Results from the SCALE Obesity and Pre-diabetes trial showed that adults with obesity or who are overweight with weight-related comorbidities and who had lost ≥4% of their body weight at Week 16 (early responders) had greater weight loss after completing 56 weeks with Saxenda (liraglutide [rDNA origin]; Novo Nordisk) injection along with a reduced-calorie diet and increased physical activity vs. those who had a weight loss of <4% at Week 16 (early nonresponders). These findings were presented at the 24th Annual Scientific and Clinical Congress of the American Association of Clinical Endocrinologists (AACE).
The Phase 3a trial is a randomized, double-blind, placebo-controlled, multinational trial in non-diabetic adults (n=3,731) that were randomized to treatment with Saxenda or placebo in combination with a reduced-calorie diet and increased physical activity.
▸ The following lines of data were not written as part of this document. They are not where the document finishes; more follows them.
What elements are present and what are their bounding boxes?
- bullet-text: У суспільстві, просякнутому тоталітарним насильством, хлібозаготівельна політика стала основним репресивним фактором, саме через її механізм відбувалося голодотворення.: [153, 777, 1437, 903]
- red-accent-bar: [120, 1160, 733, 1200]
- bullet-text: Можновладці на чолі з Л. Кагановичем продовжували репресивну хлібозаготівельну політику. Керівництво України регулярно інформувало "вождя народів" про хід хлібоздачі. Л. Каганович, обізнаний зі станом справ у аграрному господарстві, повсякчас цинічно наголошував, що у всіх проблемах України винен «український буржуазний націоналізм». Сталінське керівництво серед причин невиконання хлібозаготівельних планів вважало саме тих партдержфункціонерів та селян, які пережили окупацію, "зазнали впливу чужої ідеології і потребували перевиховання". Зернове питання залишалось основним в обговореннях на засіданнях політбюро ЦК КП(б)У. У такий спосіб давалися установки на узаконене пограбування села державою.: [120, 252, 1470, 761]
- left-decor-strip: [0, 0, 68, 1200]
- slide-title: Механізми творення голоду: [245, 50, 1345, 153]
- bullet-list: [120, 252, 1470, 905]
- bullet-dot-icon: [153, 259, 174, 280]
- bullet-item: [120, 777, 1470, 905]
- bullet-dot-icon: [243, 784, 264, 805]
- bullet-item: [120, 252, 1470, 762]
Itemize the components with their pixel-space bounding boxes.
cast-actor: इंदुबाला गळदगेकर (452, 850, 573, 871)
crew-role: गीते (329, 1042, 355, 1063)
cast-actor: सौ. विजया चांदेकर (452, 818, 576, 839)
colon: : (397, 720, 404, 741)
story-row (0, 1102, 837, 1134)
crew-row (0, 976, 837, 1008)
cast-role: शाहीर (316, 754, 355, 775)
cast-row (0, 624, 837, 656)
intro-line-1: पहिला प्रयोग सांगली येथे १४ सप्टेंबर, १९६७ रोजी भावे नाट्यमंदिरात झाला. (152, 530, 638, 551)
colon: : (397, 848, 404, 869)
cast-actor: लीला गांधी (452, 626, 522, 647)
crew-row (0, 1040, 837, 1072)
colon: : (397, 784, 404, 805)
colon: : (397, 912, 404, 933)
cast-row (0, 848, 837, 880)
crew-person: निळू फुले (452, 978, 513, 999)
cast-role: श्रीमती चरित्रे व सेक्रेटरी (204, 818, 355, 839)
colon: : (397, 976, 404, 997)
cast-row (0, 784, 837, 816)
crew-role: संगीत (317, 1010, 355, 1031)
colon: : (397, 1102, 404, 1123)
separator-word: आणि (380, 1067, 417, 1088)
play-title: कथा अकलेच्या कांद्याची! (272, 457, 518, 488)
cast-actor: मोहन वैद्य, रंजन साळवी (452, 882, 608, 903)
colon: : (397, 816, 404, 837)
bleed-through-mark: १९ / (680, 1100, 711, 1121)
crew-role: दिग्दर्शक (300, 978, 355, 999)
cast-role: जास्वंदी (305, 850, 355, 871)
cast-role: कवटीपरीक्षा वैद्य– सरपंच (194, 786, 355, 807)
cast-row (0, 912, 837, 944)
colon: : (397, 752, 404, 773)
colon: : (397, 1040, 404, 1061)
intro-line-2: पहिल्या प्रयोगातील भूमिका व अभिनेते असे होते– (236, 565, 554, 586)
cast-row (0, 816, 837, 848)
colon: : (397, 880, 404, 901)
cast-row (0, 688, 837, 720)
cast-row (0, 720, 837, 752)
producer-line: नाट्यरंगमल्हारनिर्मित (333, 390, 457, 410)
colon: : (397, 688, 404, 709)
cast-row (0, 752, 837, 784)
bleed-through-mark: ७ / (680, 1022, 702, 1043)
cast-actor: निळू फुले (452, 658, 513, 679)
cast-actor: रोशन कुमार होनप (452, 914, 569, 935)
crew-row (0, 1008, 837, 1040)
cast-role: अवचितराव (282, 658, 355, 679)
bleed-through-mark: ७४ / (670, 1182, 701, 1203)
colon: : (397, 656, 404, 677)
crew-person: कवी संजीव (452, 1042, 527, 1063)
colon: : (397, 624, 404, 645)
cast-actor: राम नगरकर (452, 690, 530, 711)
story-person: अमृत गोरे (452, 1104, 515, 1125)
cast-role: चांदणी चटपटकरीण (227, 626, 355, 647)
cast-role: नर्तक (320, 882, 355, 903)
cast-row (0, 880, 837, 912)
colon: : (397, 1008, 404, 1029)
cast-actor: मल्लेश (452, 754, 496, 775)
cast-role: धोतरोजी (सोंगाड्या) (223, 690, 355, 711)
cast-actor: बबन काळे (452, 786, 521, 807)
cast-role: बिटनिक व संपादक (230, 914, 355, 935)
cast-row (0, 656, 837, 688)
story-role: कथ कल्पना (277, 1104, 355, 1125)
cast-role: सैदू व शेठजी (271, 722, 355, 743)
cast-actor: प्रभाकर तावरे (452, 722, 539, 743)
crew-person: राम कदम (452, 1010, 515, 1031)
The study aimed to examine the efficacy of Saxenda vs .placebo, and to explore the potential long-term efficacy in delaying the onset of type 2 diabetes in patients with pre-diabetes at baseline.
More adults treated with Saxenda were early responders vs. those in the placebo group (77.3% vs. 30.5%). At Week 56, Saxenda early responders who finished the trial achieved a greater average weight loss vs. the early nonresponders (10.8% v s. 3.0%). In addition, waist circumference in early responders vs. early nonresponders was reduced by 10.5cm and 4.8cm, respectively. Early responders also achieved greater improvement across various secondary endpoints, including blood glucose control, cardiometabolic risk factors, and health-related quality of life.